In the latest edition, I am proud to announce a beautiful makeover of every chapter. The text is greatly improved and slowed down to better cover complex matters, especially the areas where you requested more explanation. Most figures and mathematical equations have been updated to look crisp and professional. The code is now updated to TensorFlow v1.0, and it is also available on GitHub at https://github.com/BinRoot/TensorFlow-Book/. Also, the chapters are rearranged to better deliver the right skills at the right time, if the book were read in order.

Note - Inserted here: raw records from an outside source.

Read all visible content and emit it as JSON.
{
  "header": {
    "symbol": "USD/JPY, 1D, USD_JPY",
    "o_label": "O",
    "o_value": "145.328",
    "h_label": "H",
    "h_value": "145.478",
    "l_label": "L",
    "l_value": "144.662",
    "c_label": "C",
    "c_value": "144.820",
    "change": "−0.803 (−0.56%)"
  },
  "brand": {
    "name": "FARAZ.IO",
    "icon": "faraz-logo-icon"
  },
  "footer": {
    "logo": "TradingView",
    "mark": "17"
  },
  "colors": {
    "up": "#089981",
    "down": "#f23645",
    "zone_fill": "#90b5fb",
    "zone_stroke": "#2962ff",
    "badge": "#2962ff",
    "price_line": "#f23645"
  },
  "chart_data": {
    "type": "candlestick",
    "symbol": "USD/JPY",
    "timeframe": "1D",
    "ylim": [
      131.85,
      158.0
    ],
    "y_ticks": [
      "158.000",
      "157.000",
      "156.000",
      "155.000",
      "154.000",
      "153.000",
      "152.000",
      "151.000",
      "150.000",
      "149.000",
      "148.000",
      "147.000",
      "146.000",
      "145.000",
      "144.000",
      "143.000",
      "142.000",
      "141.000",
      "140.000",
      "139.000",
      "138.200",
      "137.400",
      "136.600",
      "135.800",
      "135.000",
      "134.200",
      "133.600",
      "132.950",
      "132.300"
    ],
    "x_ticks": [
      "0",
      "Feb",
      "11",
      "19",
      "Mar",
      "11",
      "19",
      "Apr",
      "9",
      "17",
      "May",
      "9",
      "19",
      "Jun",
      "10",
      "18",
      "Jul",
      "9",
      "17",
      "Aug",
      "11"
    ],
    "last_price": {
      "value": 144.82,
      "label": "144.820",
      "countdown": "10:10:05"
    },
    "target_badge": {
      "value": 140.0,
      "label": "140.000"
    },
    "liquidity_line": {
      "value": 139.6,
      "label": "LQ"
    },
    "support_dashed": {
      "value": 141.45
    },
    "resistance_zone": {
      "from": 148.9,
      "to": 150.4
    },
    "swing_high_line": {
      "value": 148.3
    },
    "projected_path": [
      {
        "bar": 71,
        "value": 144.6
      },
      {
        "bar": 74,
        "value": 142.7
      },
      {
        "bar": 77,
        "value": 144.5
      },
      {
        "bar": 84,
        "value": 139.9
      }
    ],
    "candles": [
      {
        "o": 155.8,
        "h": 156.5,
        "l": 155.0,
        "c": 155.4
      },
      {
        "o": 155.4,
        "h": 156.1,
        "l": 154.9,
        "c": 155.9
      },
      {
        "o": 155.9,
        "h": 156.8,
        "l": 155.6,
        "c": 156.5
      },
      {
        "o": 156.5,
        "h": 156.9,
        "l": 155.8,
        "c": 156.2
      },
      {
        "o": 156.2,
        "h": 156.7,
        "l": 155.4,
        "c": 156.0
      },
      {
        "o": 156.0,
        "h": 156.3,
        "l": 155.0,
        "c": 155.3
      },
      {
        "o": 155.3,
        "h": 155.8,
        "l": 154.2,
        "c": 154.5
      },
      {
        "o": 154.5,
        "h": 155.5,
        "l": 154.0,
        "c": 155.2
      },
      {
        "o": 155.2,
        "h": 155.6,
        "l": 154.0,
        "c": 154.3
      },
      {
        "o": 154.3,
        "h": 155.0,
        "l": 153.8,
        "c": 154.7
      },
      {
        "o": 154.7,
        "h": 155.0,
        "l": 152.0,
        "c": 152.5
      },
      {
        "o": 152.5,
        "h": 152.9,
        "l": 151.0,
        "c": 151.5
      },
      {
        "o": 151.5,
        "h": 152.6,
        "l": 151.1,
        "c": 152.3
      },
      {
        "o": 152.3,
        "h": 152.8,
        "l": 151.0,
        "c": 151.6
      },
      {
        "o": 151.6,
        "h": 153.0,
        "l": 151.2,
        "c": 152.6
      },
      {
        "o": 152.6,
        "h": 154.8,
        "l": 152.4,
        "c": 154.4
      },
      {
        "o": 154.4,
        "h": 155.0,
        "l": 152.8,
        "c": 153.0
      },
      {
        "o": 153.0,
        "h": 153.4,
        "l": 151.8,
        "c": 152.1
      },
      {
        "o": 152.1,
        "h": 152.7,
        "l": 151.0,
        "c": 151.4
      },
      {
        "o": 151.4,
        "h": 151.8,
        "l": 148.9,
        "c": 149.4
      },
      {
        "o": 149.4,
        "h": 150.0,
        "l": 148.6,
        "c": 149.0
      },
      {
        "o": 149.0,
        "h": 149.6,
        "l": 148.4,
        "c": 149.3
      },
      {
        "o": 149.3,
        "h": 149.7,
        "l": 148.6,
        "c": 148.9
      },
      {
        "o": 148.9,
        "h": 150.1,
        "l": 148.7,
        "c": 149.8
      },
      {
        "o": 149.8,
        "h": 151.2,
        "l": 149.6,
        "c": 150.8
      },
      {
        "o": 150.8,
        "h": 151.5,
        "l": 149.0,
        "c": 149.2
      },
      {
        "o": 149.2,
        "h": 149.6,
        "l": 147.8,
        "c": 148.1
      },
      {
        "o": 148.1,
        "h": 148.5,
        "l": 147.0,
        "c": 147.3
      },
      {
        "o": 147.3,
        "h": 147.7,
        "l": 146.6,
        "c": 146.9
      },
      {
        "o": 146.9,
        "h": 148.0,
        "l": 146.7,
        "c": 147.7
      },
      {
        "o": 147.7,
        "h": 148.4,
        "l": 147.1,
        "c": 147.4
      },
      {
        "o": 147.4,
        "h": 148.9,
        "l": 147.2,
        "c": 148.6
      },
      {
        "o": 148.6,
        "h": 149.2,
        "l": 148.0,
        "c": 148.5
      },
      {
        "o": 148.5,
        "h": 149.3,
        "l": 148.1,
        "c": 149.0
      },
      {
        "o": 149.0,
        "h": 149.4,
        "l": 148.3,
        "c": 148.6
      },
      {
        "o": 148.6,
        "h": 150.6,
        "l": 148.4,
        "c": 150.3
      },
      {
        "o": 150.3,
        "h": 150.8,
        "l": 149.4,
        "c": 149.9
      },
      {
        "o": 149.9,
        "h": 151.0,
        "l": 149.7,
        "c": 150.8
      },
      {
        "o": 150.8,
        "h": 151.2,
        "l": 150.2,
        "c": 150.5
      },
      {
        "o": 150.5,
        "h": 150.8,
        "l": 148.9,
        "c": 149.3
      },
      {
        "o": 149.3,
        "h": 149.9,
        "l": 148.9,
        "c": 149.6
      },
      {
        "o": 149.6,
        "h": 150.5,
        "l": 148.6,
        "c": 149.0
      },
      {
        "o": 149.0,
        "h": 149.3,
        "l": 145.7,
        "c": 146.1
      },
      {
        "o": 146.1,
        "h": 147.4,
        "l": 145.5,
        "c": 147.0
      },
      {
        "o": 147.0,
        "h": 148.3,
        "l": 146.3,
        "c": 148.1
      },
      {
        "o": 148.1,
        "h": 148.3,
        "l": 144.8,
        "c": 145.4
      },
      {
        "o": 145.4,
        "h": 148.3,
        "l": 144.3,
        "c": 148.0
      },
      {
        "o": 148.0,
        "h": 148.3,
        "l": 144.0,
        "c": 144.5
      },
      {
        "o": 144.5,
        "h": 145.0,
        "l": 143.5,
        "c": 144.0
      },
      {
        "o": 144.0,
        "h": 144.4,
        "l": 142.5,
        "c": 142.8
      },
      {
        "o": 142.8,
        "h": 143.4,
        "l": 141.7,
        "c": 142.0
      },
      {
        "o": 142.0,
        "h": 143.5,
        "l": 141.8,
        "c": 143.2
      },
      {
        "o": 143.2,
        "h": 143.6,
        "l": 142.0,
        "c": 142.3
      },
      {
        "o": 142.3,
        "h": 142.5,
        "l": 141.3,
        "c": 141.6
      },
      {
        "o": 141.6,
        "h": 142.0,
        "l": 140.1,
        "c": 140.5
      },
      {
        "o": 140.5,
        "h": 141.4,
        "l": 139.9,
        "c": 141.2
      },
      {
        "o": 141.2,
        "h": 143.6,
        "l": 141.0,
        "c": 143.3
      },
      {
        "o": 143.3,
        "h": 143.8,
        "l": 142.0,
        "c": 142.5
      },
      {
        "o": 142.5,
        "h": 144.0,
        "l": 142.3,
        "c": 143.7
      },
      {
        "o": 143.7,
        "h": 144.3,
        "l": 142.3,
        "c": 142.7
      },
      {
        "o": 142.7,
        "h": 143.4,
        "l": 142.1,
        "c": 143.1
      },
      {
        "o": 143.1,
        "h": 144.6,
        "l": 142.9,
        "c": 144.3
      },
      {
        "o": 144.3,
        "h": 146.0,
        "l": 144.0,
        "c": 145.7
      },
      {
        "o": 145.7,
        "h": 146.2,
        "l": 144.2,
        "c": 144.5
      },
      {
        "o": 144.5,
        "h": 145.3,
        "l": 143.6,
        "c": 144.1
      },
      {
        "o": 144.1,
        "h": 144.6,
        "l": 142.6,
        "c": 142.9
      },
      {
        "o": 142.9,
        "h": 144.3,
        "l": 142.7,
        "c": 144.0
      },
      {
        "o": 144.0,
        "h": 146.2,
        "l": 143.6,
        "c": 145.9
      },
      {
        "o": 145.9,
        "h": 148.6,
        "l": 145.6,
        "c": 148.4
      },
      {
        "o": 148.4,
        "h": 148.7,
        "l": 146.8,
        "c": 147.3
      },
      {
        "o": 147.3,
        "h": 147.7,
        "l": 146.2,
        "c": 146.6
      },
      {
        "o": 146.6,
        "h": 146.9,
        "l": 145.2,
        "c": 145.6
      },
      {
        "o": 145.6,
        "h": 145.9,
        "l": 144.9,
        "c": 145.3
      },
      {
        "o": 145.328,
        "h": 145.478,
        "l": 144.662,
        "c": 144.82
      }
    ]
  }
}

Thank you for investing in the MEAP edition of Machine Learning with TensorFlow. You’re one of the first to dive into this introductory book about cutting-edge machine learning techniques using the hottest technology (spoiler alert: I’m talking about TensorFlow). You’re a brave one, dear reader. And for that, I reward you generously with the following.
You’re about to learn machine learning from scratch, both the theory and how to easily implement it. As long as you roughly understand object-oriented programming and know how to use Python, this book will teach you everything you need to know to start solving your own big-data problems, whether it be for work or research.
TensorFlow was released just over a year ago by some company that specializes in search engine technology. Okay, I’m being a little facetious; well-known researchers at Google engineered this library. But with such prowess comes intimidating documentation and assumed knowledge. Fortunately for you, this book is down-to-earth and greets you with open arms.
Each chapter zooms into a prominent example of machine learning, such as classification, regression, anomaly detection, clustering, and many modern neural networks. Cover them all to master the basics, or cater it to your needs by skipping around.
Keep me updated on typos, mistakes, and improvements because this book is undergoing heavy development. It’s like living in a house that’s still actively under construction; at least you won’t have to pay rent. But on a serious note, your feedback along the way will be appreciated.